Says Governor Hammond, also of South Carolina, in an address before the South Carolina Institute:—
“According to the best calculations which, in the absence of statistic facts, can be made, it is believed that, of the 300,000 white inhabitants of South Carolina, there are not less than 50,000, whose industry, such as it is, and compensated as it is, is not, in the present condition of things, and does not promise, hereafter, to be, adequate to procure them, honestly, such a support as every white person in this country is and feels himself entitled to.
“Some cannot be said to work at all. They obtain a precarious subsistence by occasional jobs, by hunting, by fishing, sometimes by plundering fields or folds, and, too often, by what is, in its effects, far worse—trading with slaves, and seducing them to plunder for their benefit.”
In another part of the same address, Governor Hammond says, that “$18 or, at the most $19, will cover the whole necessary annual cost of a full supply of wholesome and palatable food, purchased in the market;” meaning, generally, in South Carolina. From a comparison of these two extracts, it will be evident that $19 per annum is high wages for the labour of one-sixth of all the white population of South Carolina—and that one-sixth exclusive of the classes not obliged to labour for their living.

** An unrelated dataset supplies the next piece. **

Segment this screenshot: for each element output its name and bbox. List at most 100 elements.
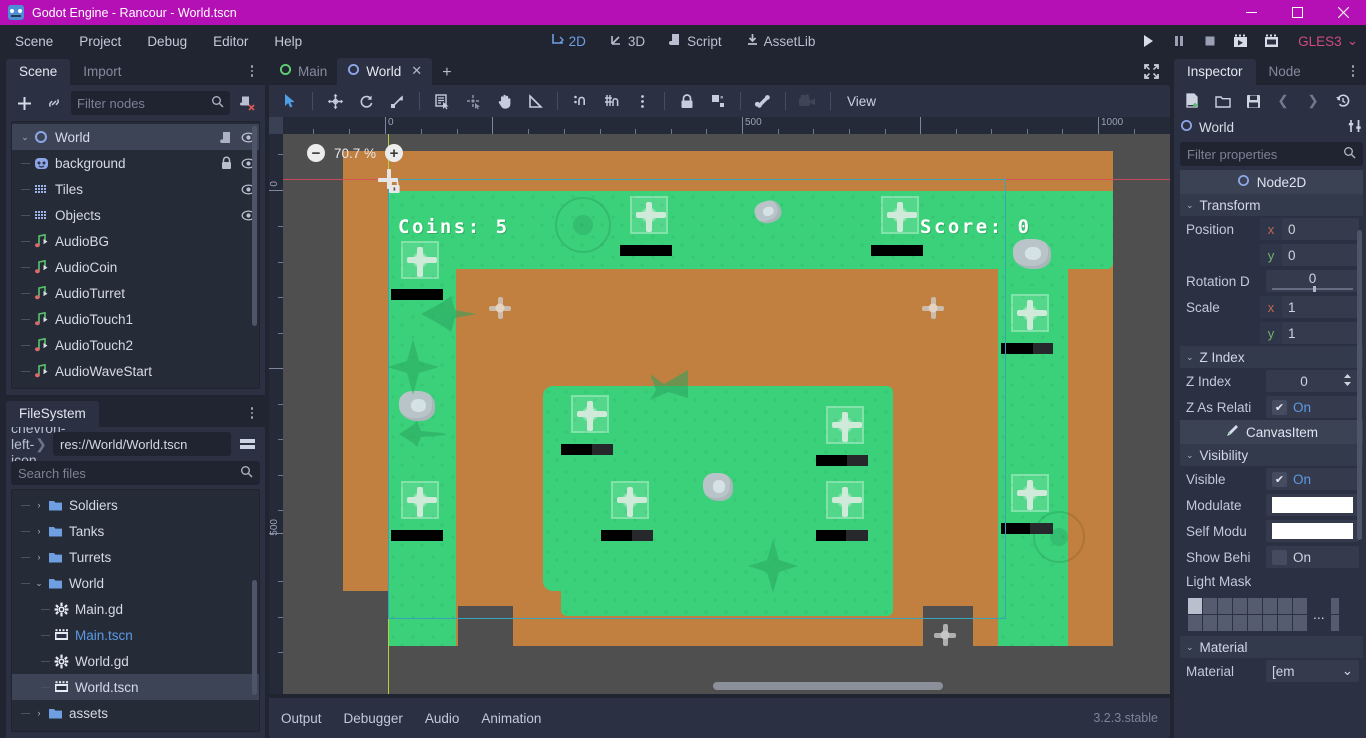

South Carolina affords the fairest example of the tendency of the Southern policy, because it is the oldest cotton State, and because slavery has been longest and most strongly and completely established there. But the same laws are seen in operation leading to the same sure results everywhere. Some carefully compiled statistics of the seaboard district of Georgia will be found in [Appendix (D)], showing the comparative condition of the people in the rich sea-island counties, and those in their rear, the latter consisting in large proportion of poor or worn-out lands. I recapitulate here the more exact of these statistics:—
Population.—A large majority of the whole white population resides within the barren counties, of which the slave population is less than one-fourteenth that of the aggregate slave population of the whole.
Wealth.—The personal estate of the whites of these upper counties is, on an average, less than one-sixth that of the others.
Education.—As the wealthy are independent of public schools, the means of education are scarcely more available for those who are not rich in one than the other, the school-houses being, on an average, ten and a half miles apart in the less populous, thirteen and three-quarters miles apart in the more populous.